Uyuşmazlık Mahkemesi Hukuk Bölümü 2011/107 Esas 2011/175 Karar Sayılı İlamı

Abaküs Yazılım
Hukuk Bölümü
Esas No: 2011/107
Karar No: 2011/175

Uyuşmazlık Mahkemesi Hukuk Bölümü 2011/107 Esas 2011/175 Karar Sayılı İlamı

Hukuk Bölümü         2011/107 E.  ,  2011/175 K.
  • 4925 SAYILI KARAYOLU TAŞIMA KANUNU UYARINCA VERILEN IDARI PARA CEZASINA KARŞI AÇILAN DAVANIN, ADLİ YARGI YERİNDE ÇÖZÜMLENMESI GEREKTIĞI HK.
  • BÜTÇE KANUNLARINDA YER ALAN BAZI HÜKÜMLERİN İLGİLİ KANUN VE KANUN HÜKMÜNDE KARARNAMELERE EKLENMESİ İLE BAZI KANUN VE KANUN HÜKMÜNDE KARARNAMELERDE DEĞİŞİKLİK YAPILMASINA İLİŞKİN KANUN (5917) Madde 47
  • UYUŞMAZLIK MAHKEMESİNİN KURULUŞ VE İŞLEYİŞİ HAKKINDA KANUN (2247) Madde 14
  • UYUŞMAZLIK MAHKEMESİNİN KURULUŞ VE İŞLEYİŞİ HAKKINDA KANUN (2247) Madde 27
  • KABAHATLER KANUNU (5326) Madde 27
  • KARAYOLU TAŞIMA KANUNU (4925) Madde 30
  • TEMEL CEZA KANUNLARINA UYUM AMACIYLA ÇEŞİTLİ KANUNLARDA VE DİĞER BAZI KANUNLARDA DEĞİŞİKLİK YAPILMASINA DAİR KANUN (5728) Madde 520
  • ÇEŞİTLİ KANUNLARDA DEĞİŞİKLİK YAPILMASINA İLİŞKİN KANUN (5560) Madde 31
  • KABAHATLER KANUNU (5326) Madde 3
  • KARAYOLU TAŞIMA KANUNU (4925) Madde 26

"İçtihat Metni" Adalet Bakanlığı Bilgi İşlem Dairesi Başkanlığınca hazırlanmıştır. İzinsiz olarak kopyalanması ve dağıtılması hukuki sorumluluk gerektirir.

            Davacı            : Meypa İthalat İhracat Gıda Paz. San. Tic. Ltd. Şti.

            Vekili             : Av. H. Ş.D., Av.E.D.

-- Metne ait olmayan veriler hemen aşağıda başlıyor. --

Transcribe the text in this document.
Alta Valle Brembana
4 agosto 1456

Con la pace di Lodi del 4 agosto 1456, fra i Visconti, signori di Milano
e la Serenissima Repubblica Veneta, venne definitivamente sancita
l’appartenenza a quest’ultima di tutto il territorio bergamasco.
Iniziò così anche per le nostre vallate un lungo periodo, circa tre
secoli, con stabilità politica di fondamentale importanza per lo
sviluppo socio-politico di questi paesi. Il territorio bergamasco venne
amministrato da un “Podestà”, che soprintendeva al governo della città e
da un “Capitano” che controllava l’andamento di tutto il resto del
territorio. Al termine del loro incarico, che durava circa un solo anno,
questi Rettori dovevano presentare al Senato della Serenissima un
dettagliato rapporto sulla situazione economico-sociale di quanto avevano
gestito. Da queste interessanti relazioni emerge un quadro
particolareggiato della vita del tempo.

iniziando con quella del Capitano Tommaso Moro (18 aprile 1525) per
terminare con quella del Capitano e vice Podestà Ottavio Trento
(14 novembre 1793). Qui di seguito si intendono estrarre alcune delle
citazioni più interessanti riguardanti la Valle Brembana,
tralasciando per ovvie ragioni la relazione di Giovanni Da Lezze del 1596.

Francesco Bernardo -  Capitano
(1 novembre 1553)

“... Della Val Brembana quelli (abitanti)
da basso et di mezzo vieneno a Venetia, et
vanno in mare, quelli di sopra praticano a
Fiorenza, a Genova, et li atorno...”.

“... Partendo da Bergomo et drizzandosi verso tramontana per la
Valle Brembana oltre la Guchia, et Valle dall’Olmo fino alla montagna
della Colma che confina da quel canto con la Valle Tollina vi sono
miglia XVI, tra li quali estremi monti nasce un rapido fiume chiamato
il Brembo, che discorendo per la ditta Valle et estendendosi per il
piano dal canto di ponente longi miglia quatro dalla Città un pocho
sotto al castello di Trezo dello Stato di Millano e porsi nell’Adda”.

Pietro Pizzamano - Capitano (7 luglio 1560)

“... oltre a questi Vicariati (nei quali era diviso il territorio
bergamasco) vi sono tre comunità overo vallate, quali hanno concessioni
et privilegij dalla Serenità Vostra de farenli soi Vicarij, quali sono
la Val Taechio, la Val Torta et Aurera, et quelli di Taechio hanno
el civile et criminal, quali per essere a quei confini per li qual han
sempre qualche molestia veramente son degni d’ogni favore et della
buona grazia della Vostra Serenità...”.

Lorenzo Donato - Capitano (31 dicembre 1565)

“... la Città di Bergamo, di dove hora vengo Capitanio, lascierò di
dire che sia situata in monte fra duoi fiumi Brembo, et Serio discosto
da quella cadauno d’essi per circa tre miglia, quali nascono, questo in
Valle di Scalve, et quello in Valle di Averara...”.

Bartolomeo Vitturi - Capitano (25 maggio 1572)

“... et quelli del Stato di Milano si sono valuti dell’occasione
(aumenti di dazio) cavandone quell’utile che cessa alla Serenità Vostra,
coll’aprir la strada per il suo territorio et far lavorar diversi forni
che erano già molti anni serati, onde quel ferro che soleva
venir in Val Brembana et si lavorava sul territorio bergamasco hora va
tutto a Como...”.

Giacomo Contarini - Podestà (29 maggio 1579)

           Davalı             : Ulaştırma Bakanlığı

          O L A Y          :Ulaştırma Bakanlığı Antalya Bölge Müdürlüğü elemanlarınca düzenlenen 03.11.2007 gün ve A-181821 sayılı İdari Para Cezası Tutanağı ile, 06 PH 430 plakalı araç ile yetki belgesi olmaksızın taşımacılık yapıldığından bahisle  davacı Şirkete, 4925 sayılı Karayolu Taşıma Kanunu’nun 26. maddesinin (a) bendi gereğince 5.000,00 YTL idari para cezası verilmiştir.

Davacı vekili, bu işlemin iptali istemiyle adli yargı yerinde itirazda bulunmuştur.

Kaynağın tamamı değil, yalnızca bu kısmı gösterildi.